Why is no global time such a big issue in distibuted systems? When would a global time be useful?

It's no hard for me to understand why a global time cannot really exist or at least be measured in a distributed system. However, I don't really understand why this is such a big issue. I mean most code is executed sequencially anyway, or in a causal relation (so something like A then we can use it in B then execute C). I've never seen code that was like "it's critical, that these two threads execute something at the exact same time". In what scenario would it be useful to have a global time?

Upvotes: 2

Views: 203

Answers (1)

djechlin
djechlin

Reputation: 60828

I mean most code is executed sequencially anyway

I disagree. That's true almost by definition for a single process on a single thread. But if Taylor Swift drops a new album on twitter and 1M of her 88.7M followers like it, they don't have to wait in a queue for the other 1-999,999 users to finish their "like" update. (Or at least, the data structure is much faster than taking out a heavyweight lock to guarantee sequence.) There's a lot of nonsequential code there.

or in a causal relation (so something like A then we can use it in B then execute C).

Right, and a naive clock-based implementation does not implement causality.

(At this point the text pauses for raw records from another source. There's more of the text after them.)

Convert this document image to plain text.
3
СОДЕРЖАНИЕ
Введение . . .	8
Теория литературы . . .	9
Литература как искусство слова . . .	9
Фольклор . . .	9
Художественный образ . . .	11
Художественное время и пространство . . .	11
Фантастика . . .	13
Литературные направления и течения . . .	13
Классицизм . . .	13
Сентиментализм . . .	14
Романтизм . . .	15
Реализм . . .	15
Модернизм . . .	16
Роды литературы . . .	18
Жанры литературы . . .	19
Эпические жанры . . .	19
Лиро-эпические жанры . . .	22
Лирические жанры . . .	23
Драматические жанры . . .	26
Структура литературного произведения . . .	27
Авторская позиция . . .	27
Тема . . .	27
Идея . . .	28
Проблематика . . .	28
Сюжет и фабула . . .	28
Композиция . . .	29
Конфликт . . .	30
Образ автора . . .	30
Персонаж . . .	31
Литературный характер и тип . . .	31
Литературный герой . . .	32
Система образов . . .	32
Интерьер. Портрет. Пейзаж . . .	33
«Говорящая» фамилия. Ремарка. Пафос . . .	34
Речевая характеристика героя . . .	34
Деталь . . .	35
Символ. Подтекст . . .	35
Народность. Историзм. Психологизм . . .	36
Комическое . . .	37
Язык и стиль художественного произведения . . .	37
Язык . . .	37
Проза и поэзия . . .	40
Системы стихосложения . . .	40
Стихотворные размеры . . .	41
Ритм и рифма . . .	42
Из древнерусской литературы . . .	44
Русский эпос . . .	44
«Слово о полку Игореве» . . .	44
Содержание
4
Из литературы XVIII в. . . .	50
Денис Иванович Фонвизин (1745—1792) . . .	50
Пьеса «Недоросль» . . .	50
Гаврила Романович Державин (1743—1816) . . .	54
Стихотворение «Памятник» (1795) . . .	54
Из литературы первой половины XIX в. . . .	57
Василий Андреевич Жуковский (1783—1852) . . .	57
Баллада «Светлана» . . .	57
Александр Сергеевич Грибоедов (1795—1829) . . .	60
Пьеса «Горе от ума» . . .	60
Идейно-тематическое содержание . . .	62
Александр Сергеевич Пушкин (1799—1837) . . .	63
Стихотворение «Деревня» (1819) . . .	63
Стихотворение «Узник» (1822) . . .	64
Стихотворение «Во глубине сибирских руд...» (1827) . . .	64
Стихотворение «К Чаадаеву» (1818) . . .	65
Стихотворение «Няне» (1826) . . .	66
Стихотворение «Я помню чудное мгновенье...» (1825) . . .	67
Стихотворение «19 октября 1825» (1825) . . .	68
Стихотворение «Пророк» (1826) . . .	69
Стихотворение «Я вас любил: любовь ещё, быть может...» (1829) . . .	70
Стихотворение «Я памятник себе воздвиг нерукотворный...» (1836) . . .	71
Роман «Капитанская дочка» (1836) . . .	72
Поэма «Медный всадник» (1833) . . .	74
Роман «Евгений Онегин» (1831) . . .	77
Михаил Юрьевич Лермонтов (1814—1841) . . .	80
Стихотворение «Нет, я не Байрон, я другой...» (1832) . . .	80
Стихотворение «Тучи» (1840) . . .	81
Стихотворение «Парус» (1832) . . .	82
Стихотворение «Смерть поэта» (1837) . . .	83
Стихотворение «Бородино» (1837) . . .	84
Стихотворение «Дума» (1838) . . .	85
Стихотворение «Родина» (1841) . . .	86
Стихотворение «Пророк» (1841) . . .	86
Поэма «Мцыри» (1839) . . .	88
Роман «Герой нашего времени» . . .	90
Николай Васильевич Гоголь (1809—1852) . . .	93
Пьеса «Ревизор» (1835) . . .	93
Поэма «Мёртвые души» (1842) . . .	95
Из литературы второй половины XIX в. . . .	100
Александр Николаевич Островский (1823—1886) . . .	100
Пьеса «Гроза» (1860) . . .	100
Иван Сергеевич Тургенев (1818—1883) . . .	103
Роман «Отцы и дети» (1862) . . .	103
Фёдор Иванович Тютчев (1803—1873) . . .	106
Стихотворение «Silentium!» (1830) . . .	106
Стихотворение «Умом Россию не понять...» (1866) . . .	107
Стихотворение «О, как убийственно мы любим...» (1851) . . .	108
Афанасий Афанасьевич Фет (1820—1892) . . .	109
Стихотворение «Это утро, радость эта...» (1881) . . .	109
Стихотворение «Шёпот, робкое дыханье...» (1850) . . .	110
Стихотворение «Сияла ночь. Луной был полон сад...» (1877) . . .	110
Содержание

Say the true order of events is this:

Initially: x = 1
Process 1: set x = 2
Process 2: read x
Process 2: if (x == 2) set x = 4

But we rely on their clocks it might look like:

Process 1: set x = 2 (t = 4:00:00)
Process 2: read x (t = 3:59:59.000)
Process 2: if (x == 2) set x = 4 (t = 3:50:59.100)

The replicas might rely on timestamps to replay these operations and use timestamps to sort them. Relying on skewed clocks would violate the causality.